By: Jeffrey Lapin
On October 10, 2012, the Supreme Court of South Carolina, in Jennings v. Jennings, held that it is not a violation of the Stored Communications Act (SCA), 18 U.S.C. §§ 2701-12, to read someone's cloud based email, such as Yahoo! mail or Gmail, without their permission.
The SCA prohibits the unauthorized accessing of an electronic communication while it is in "electronic storage." Another statute, 18 U.S.C. 2510(17), which is used by the SCA, defines "electronic storage" as:
(A) any temporary, intermediate storage of a wire or electronic communication incidental to the electronic transmission thereof; and (B) any storage of such communication by an electronic communication service for purposes of backup protection of such communication.
The South Carolina Supreme Court court unanimously ruled that Yahoo! mail does not fall within the SCA's definition of electronic storage and does not offer protection if the user's email is read without permission.
This South Carolina decision differs from a case decided by the 9th Circuit Court of Appeals in Theofel v. Farey-Jones in 2004. In that case, the court held that a user's email that had been read and left on his ISP's (Internet Service Provider) server was protected by the SCA.

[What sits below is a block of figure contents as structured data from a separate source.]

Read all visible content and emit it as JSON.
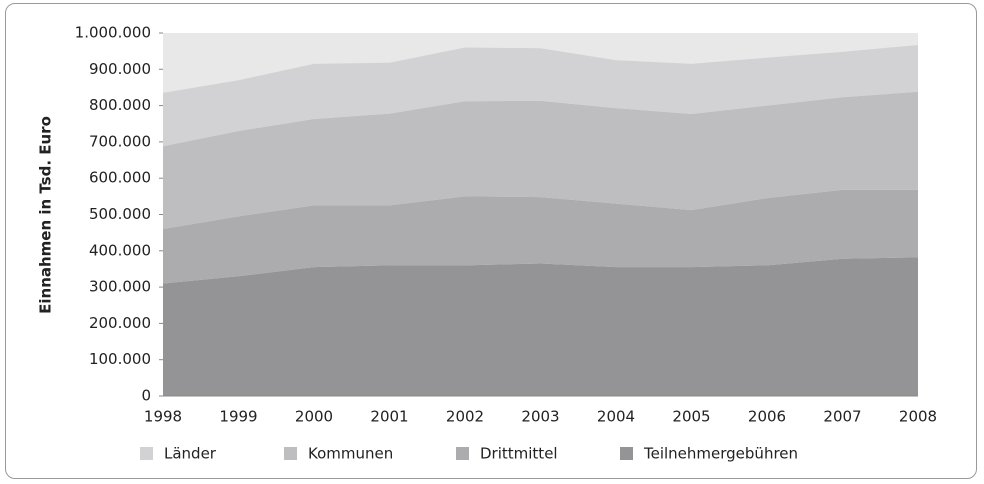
{
  "chart_data": {
    "type": "stacked-area",
    "y_label": "Einnahmen in Tsd. Euro",
    "categories": [
      "1998",
      "1999",
      "2000",
      "2001",
      "2002",
      "2003",
      "2004",
      "2005",
      "2006",
      "2007",
      "2008"
    ],
    "series": [
      {
        "name": "Teilnehmergebühren",
        "color": "#949496",
        "values": [
          310000,
          330000,
          355000,
          360000,
          360000,
          365000,
          355000,
          355000,
          360000,
          378000,
          382000
        ]
      },
      {
        "name": "Drittmittel",
        "color": "#acacae",
        "values": [
          150000,
          165000,
          170000,
          165000,
          190000,
          183000,
          175000,
          157000,
          185000,
          190000,
          186000
        ]
      },
      {
        "name": "Kommunen",
        "color": "#bebec0",
        "values": [
          228000,
          235000,
          238000,
          253000,
          262000,
          265000,
          263000,
          265000,
          255000,
          255000,
          270000
        ]
      },
      {
        "name": "Länder",
        "color": "#d2d2d4",
        "values": [
          147000,
          140000,
          152000,
          140000,
          148000,
          145000,
          132000,
          138000,
          132000,
          125000,
          129000
        ]
      }
    ],
    "legend_order": [
      3,
      2,
      1,
      0
    ],
    "plot_background": "#e8e8e8",
    "ylim": [
      0,
      1000000
    ],
    "yticks": [
      0,
      {
        "value": 100000,
        "label": "100.000"
      },
      {
        "value": 200000,
        "label": "200.000"
      },
      {
        "value": 300000,
        "label": "300.000"
      },
      {
        "value": 400000,
        "label": "400.000"
      },
      {
        "value": 500000,
        "label": "500.000"
      },
      {
        "value": 600000,
        "label": "600.000"
      },
      {
        "value": 700000,
        "label": "700.000"
      },
      {
        "value": 800000,
        "label": "800.000"
      },
      {
        "value": 900000,
        "label": "900.000"
      },
      {
        "value": 1000000,
        "label": "1.000.000"
      }
    ]
  }
}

While there are differences between these two cases, ISP and cloud based messaging, it does show how technology has changed since the SCA was originally passed into law on October 21, 1986, and that the law has not caught up to technology. Unless Congress decides to make significant changes to the SCA and other provisions of the Electronic Communications Privacy Act of 1986 (ECPA), ultimately, the United States Supreme Court may be called upon to decide how these Acts apply to current technology, which was not even contemplated when some of these laws were enacted.